September 14, 2015 report
Best of Last Week—Extending entanglement time, a Frankenvirus and slowing aging muscle degradation
![(Left) In the single-qubit system, a qubit is embedded in a cavity, which in turn is coupled to a second cavity by a coupling strength J. (Right) In the two-qubit system, two entangled qubits are each embedded in their own cavity, and each cavity is coupled to a second cavity. Credit: Man, et al. ©2015 Nature Scientific Reports cavity coupled entanglement](https://scx1.b-cdn.net/csz/news/800a/2015/cavitycouple.jpg)
(Phys.org)—It was another good week for physics as an international team of researchers found a way to extend the lifetime of entangled particles by orders of magnitude by using coupled cavities—they adjusted the coupling strength between the two cavities in which the qubits were embedded.
It was also an interesting week for computer technological development—a team of researchers at MIT unveiled a more efficient memory-management scheme that could help enable chips with thousands of cores—a new approach to cache management that would drastically reduce the amount of memory dedicated to maintain a shared cache. Also another trio of researchers with Princeton and Andrés Bello National University in Chile came up with a new limit to the Church-Turing thesis that accounts for noisy systems—preventing newer physical systems from violating the famous ideas that define what future computers should be capable of doing.

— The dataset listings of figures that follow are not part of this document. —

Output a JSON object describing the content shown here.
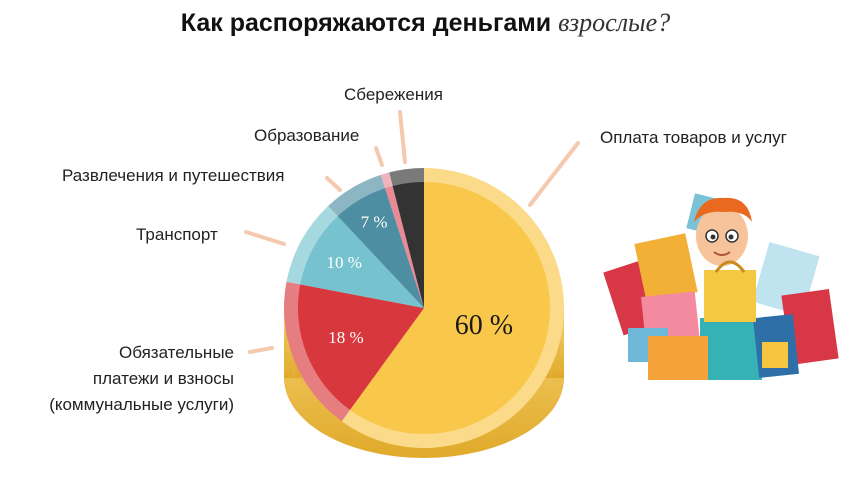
{
  "title": {
    "main": "Как распоряжаются деньгами",
    "emphasis": "взрослые?"
  },
  "chart_data": {
    "type": "pie",
    "title": "Как распоряжаются деньгами взрослые?",
    "slices": [
      {
        "label": "Оплата товаров и услуг",
        "value": 60,
        "value_label": "60 %",
        "color": "#F9C84B"
      },
      {
        "label": "Обязательные платежи и взносы (коммунальные услуги)",
        "lines": [
          "Обязательные",
          "платежи и взносы",
          "(коммунальные услуги)"
        ],
        "value": 18,
        "value_label": "18 %",
        "color": "#D8383D"
      },
      {
        "label": "Транспорт",
        "value": 10,
        "value_label": "10 %",
        "color": "#76C3CF"
      },
      {
        "label": "Развлечения и путешествия",
        "value": 7,
        "value_label": "7 %",
        "color": "#4E8EA3"
      },
      {
        "label": "Образование",
        "value": 1,
        "value_label": "",
        "color": "#E98A97"
      },
      {
        "label": "Сбережения",
        "value": 4,
        "value_label": "",
        "color": "#333333"
      }
    ]
  }
}
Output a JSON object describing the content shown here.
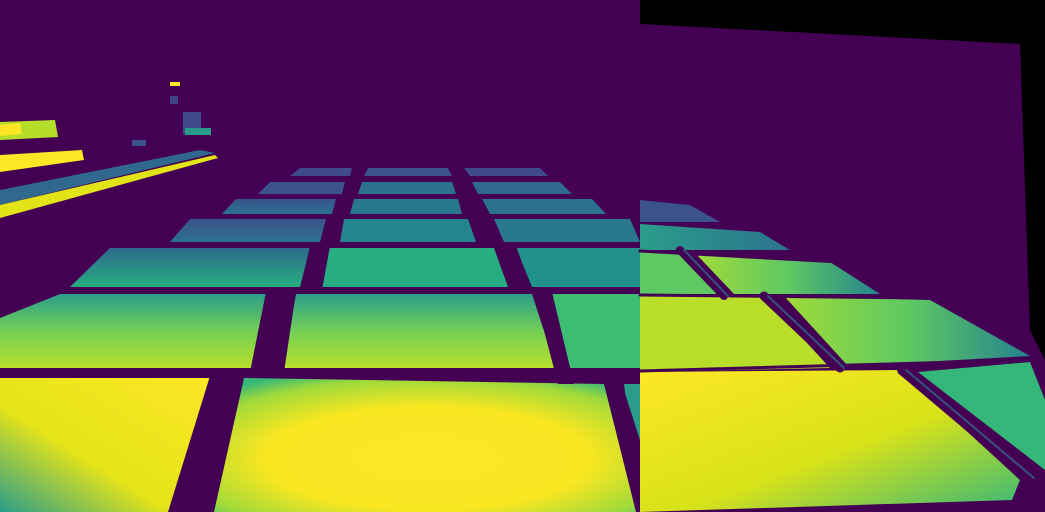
{
  "image": {
    "subject": "thermal panels",
    "colormap": "viridis"
  },
  "colors": {
    "background": "#000000",
    "cold": "#440154",
    "cool": "#31688e",
    "mid": "#21918c",
    "warm": "#5ec962",
    "hot": "#fde725"
  },
  "panels": [
    {
      "id": "left",
      "rows": 7
    },
    {
      "id": "right",
      "rows": 4
    }
  ]
}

It was also a really big week for biological research news, first as a Frankenvirus emerged from Siberia's frozen wasteland—a giant-sized virus from 30,000 years ago was found by a team of French researchers; they plan to thaw it out to better study it. Also, an international effort led to the creation of the world's largest protein map—they expect it to reveal which proteins work together in a cell. Another study by a team of researchers from the U.S. and Australia wondered if it was grandmas that were responsible for early people pairing up—in their study, they found that human longevity from grandmothering was tied to human coupling—they believe it was grandmother's caring for offspring that led to pairing and a longer life. Another international team of researchers found that hummingbirds find protection building nests under hawks—the smaller birds, they found, were too small and fast to serve as prey, leaving the hawks to feast on other hummingbird predators. Also, a team of researchers in the U.S. announced that they had created an implant that captures cancer cells in mice. The hope is that it can interfere in metastasis. And another team at Stanford produced a cancer drug from a rare plant in their lab, which means that in the future, patients won't have to worry about a supply lapse.
And finally, if you have found that as you grow older, you seem to be getting weaker, there may be hope ahead, as a team of scientists has discovered the cause of and potential treatment for muscle weakness and loss due to aging—the team, with the University of Iowa, found that the protein ATF4 is a transcription factor that causes changes to gene expression. They also found two natural compounds that reduce ATF4 activity, which means there might soon be a way to stop it from happening.